Some of the most recent developments:

● A broad patent cross-licensing agreement announced between Microsoft and Amazon on Feb. 22 gives the companies new opportunities to collaborate while promising to keep them out of the courtroom, even as they increasingly find themselves in competition.

● A licensing pact between Bellevue-based patent firm Intellectual Ventures and Verizon gave the wireless giant extra ammunition in a dispute with TiVo.

● Apple this week sued smart-phone maker HTC Corp., which makes devices for Google and Microsoft, alleging that it violated Apple’s patents on technologies behind its popular iPhone.


Questions and Challenges For Defenders of the Current Copyright Regime (links to this fine example)

I can't help but suspect that there is some major hypocrisy at work here in how copyright law is selectively applied in order to benefit special interests at the expensive of incentives for maximizing the creation and distribution of new works. (And please spare me the 'fair use' argument. I would completely agree that this should be considered fair use. But if it is, then one must concede that fair use should be applied by the courts far more generously that it currently is - so much so that it would effectively altogether omit the copyright protections which currently prevent the creations of 'derivative works'.)

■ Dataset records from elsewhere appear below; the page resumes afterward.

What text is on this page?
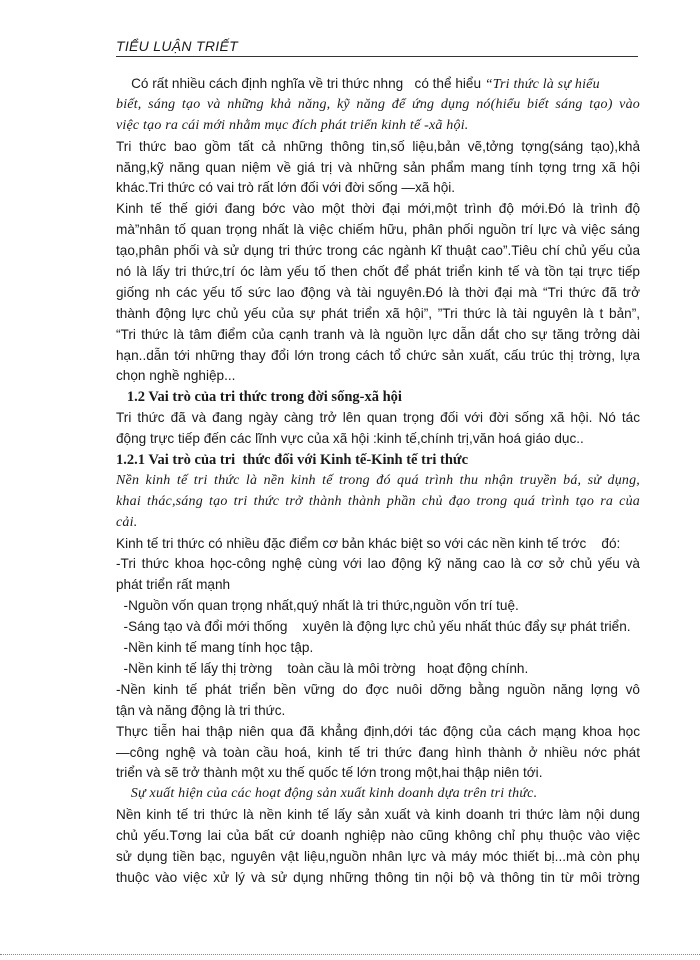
TIỂU LUẬN TRIẾT
Có rất nhiều cách định nghĩa về tri thức nhng   có thể hiểu “Tri thức là sự hiểu
biết, sáng tạo và những khả năng, kỹ năng để ứng dụng nó(hiểu biết sáng tạo) vào
việc tạo ra cái mới nhằm mục đích phát triển kinh tế -xã hội.
Tri thức bao gồm tất cả những thông tin,số liệu,bản vẽ,tởng tợng(sáng tạo),khả
năng,kỹ năng quan niệm về giá trị và những sản phẩm mang tính tợng trng xã hội
khác.Tri thức có vai trò rất lớn đối với đời sống —xã hội.
Kinh tế thế giới đang bớc vào một thời đại mới,một trình độ mới.Đó là trình độ
mà”nhân tố quan trọng nhất là việc chiếm hữu, phân phối nguồn trí lực và việc sáng
tạo,phân phối và sử dụng tri thức trong các ngành kĩ thuật cao”.Tiêu chí chủ yếu của
nó là lấy tri thức,trí óc làm yếu tố then chốt để phát triển kinh tế và tồn tại trực tiếp
giống nh các yếu tố sức lao động và tài nguyên.Đó là thời đại mà “Tri thức đã trở
thành động lực chủ yếu của sự phát triển xã hội”, ”Tri thức là tài nguyên là t bản”,
“Tri thức là tâm điểm của cạnh tranh và là nguồn lực dẫn dắt cho sự tăng trởng dài
hạn..dẫn tới những thay đổi lớn trong cách tổ chức sản xuất, cấu trúc thị trờng, lựa
chọn nghề nghiệp...
1.2 Vai trò của tri thức trong đời sống-xã hội
Tri thức đã và đang ngày càng trở lên quan trọng đối với đời sống xã hội. Nó tác
động trực tiếp đến các lĩnh vực của xã hội :kinh tế,chính trị,văn hoá giáo dục..
1.2.1 Vai trò của tri  thức đối với Kinh tế-Kinh tế tri thức
Nền kinh tế tri thức là nền kinh tế trong đó quá trình thu nhận truyền bá, sử dụng,
khai thác,sáng tạo tri thức trở thành thành phần chủ đạo trong quá trình tạo ra của
cải.
Kinh tế tri thức có nhiều đặc điểm cơ bản khác biệt so với các nền kinh tế trớc    đó:
-Tri thức khoa học-công nghệ cùng với lao động kỹ năng cao là cơ sở chủ yếu và
phát triển rất mạnh
-Nguồn vốn quan trọng nhất,quý nhất là tri thức,nguồn vốn trí tuệ.
-Sáng tạo và đổi mới thống    xuyên là động lực chủ yếu nhất thúc đẩy sự phát triển.
-Nền kinh tế mang tính học tập.
-Nền kinh tế lấy thị trờng    toàn cầu là môi trờng   hoạt động chính.
-Nền kinh tế phát triển bền vững do đợc nuôi dỡng bằng nguồn năng lợng vô
tận và năng động là tri thức.
Thực tiễn hai thập niên qua đã khẳng định,dới tác động của cách mạng khoa học
—công nghệ và toàn cầu hoá, kinh tế tri thức đang hình thành ở nhiều nớc phát
triển và sẽ trở thành một xu thế quốc tế lớn trong một,hai thập niên tới.
Sự xuất hiện của các hoạt động sản xuất kinh doanh dựa trên tri thức.
Nền kinh tế tri thức là nền kinh tế lấy sản xuất và kinh doanh tri thức làm nội dung
chủ yếu.Tơng lai của bất cứ doanh nghiệp nào cũng không chỉ phụ thuộc vào việc
sử dụng tiền bạc, nguyên vật liệu,nguồn nhân lực và máy móc thiết bị...mà còn phụ
thuộc vào việc xử lý và sử dụng những thông tin nội bộ và thông tin từ môi trờng
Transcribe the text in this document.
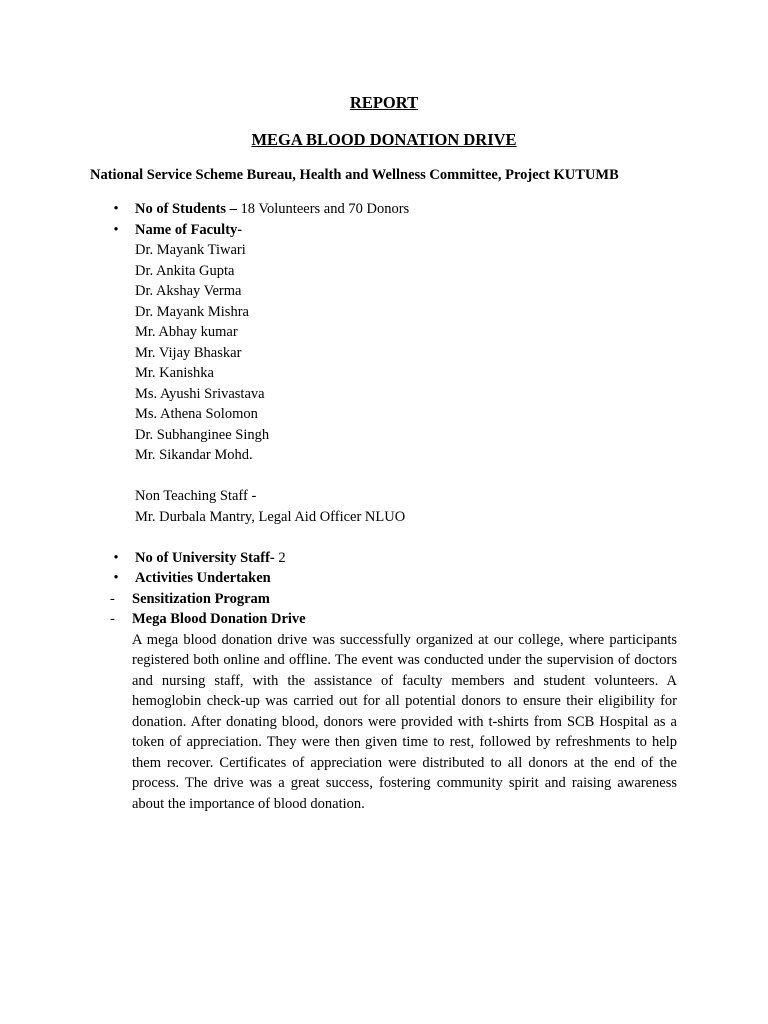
REPORT
MEGA BLOOD DONATION DRIVE

National Service Scheme Bureau, Health and Wellness Committee, Project KUTUMB

• No of Students – 18 Volunteers and 70 Donors
• Name of Faculty-
Dr. Mayank Tiwari
Dr. Ankita Gupta
Dr. Akshay Verma
Dr. Mayank Mishra
Mr. Abhay kumar
Mr. Vijay Bhaskar
Mr. Kanishka
Ms. Ayushi Srivastava
Ms. Athena Solomon
Dr. Subhanginee Singh
Mr. Sikandar Mohd.
Non Teaching Staff -
Mr. Durbala Mantry, Legal Aid Officer NLUO
• No of University Staff- 2
• Activities Undertaken
- Sensitization Program
- Mega Blood Donation Drive

A mega blood donation drive was successfully organized at our college, where participants registered both online and offline. The event was conducted under the supervision of doctors and nursing staff, with the assistance of faculty members and student volunteers. A hemoglobin check-up was carried out for all potential donors to ensure their eligibility for donation. After donating blood, donors were provided with t-shirts from SCB Hospital as a token of appreciation. They were then given time to rest, followed by refreshments to help them recover. Certificates of appreciation were distributed to all donors at the end of the process. The drive was a great success, fostering community spirit and raising awareness about the importance of blood donation.
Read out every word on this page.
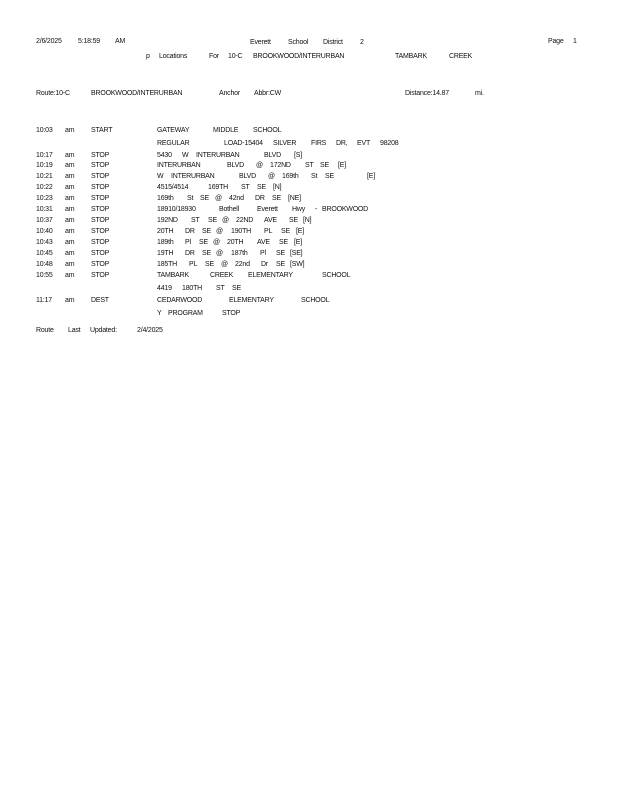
2/6/2025 5:18:59 AM	Everett School District 2	Page 1
p Locations	For 10-C BROOKWOOD/INTERURBAN	TAMBARK	CREEK
Route:10-C	BROOKWOOD/INTERURBAN	Anchor Abbr:CW	Distance:14.87	mi.
10:03 am START	GATEWAY	MIDDLE SCHOOL
REGULAR	LOAD-15404 SILVER FIRS DR, EVT 98208
10:17 am STOP	5430 W INTERURBAN	BLVD [S]
10:19 am STOP	INTERURBAN	BLVD @ 172ND ST SE [E]
10:21 am STOP	W INTERURBAN	BLVD @ 169th St SE	[E]
10:22 am STOP	4515/4514	169TH ST SE [N]
10:23 am STOP	169th St SE @ 42nd DR SE [NE]
10:31 am STOP	18910/18930	Bothell	Everett Hwy - BROOKWOOD
10:37 am STOP	192ND ST SE @ 22ND AVE SE [N]
10:40 am STOP	20TH DR SE @ 190TH PL SE [E]
10:43 am STOP	189th Pl SE @ 20TH AVE SE [E]
10:45 am STOP	19TH DR SE @ 187th Pl SE [SE]
10:48 am STOP	185TH PL SE @ 22nd Dr SE [SW]
10:55 am STOP	TAMBARK	CREEK ELEMENTARY	SCHOOL
4419 180TH ST SE
11:17 am DEST	CEDARWOOD	ELEMENTARY	SCHOOL
Y PROGRAM	STOP
Route Last Updated:	2/4/2025
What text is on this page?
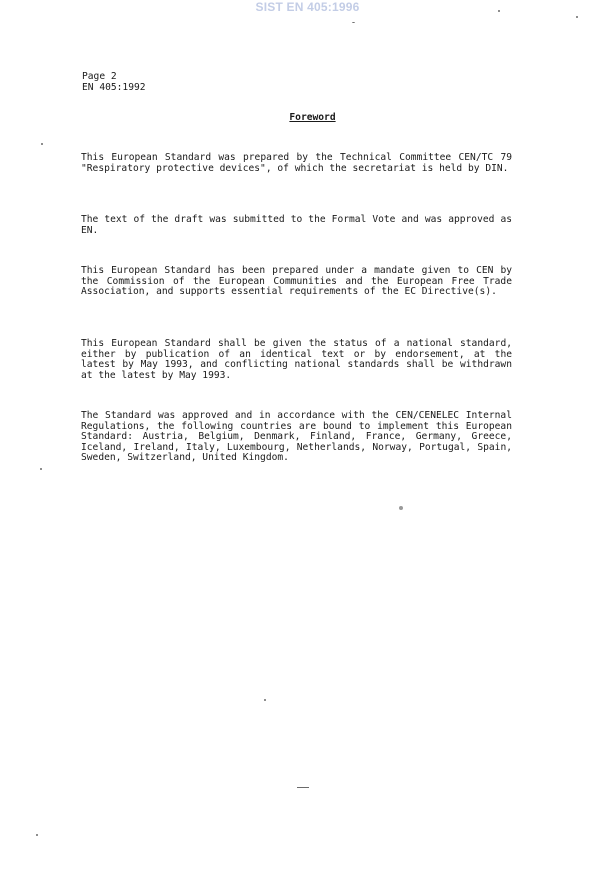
SIST EN 405:1996
Page 2
EN 405:1992
Foreword

This European Standard was prepared by the Technical Committee CEN/TC 79 "Respiratory protective devices", of which the secretariat is held by DIN.

The text of the draft was submitted to the Formal Vote and was approved as EN.

This European Standard has been prepared under a mandate given to CEN by the Commission of the European Communities and the European Free Trade Association, and supports essential requirements of the EC Directive(s).

This European Standard shall be given the status of a national standard, either by publication of an identical text or by endorsement, at the latest by May 1993, and conflicting national standards shall be withdrawn at the latest by May 1993.

The Standard was approved and in accordance with the CEN/CENELEC Internal Regulations, the following countries are bound to implement this European Standard: Austria, Belgium, Denmark, Finland, France, Germany, Greece, Iceland, Ireland, Italy, Luxembourg, Netherlands, Norway, Portugal, Spain, Sweden, Switzerland, United Kingdom.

The Echo of TomToms in the Amazon Deal (more on this in [1, 2, 3, 4])

Why would Amazon want to cozy up with Microsoft on a patent cross-licensing deal? "Amazon isn't the kind of company you can push around with the threat of lawsuits everybody knows you can't win," noted Slashdot blogger Mhall119. "It's entirely possible that they have agreed to be interoperable with each other in order to ensure their unobstructed existence in the reader market," said Slashdot blogger Eldavojohn.

[...]

Then again, "So long Amazon, it was nice knowing you," chimed in Richy_T.

[...]

Still, "Microsoft has never successfully proven any patent infringement against Linux," noted Barbara Hudson, a blogger on Slashdot who goes by "Tom" on the site.


Will Microsoft Hold Android Hostage?

Right now, we're all worrying about Apple's patent claims against HTC, but Android may face a similar attack from Microsoft.

It's not terribly well known that Microsoft claims that it owns significant intellectual property used in Linux, the operating system at the heart of Android. Starting in 2006, Microsoft began reaching licensing deals with a number of companies that use the open source OS, among them Novell, I-O Data, Samsung, LG Electronics and most recently, Amazon.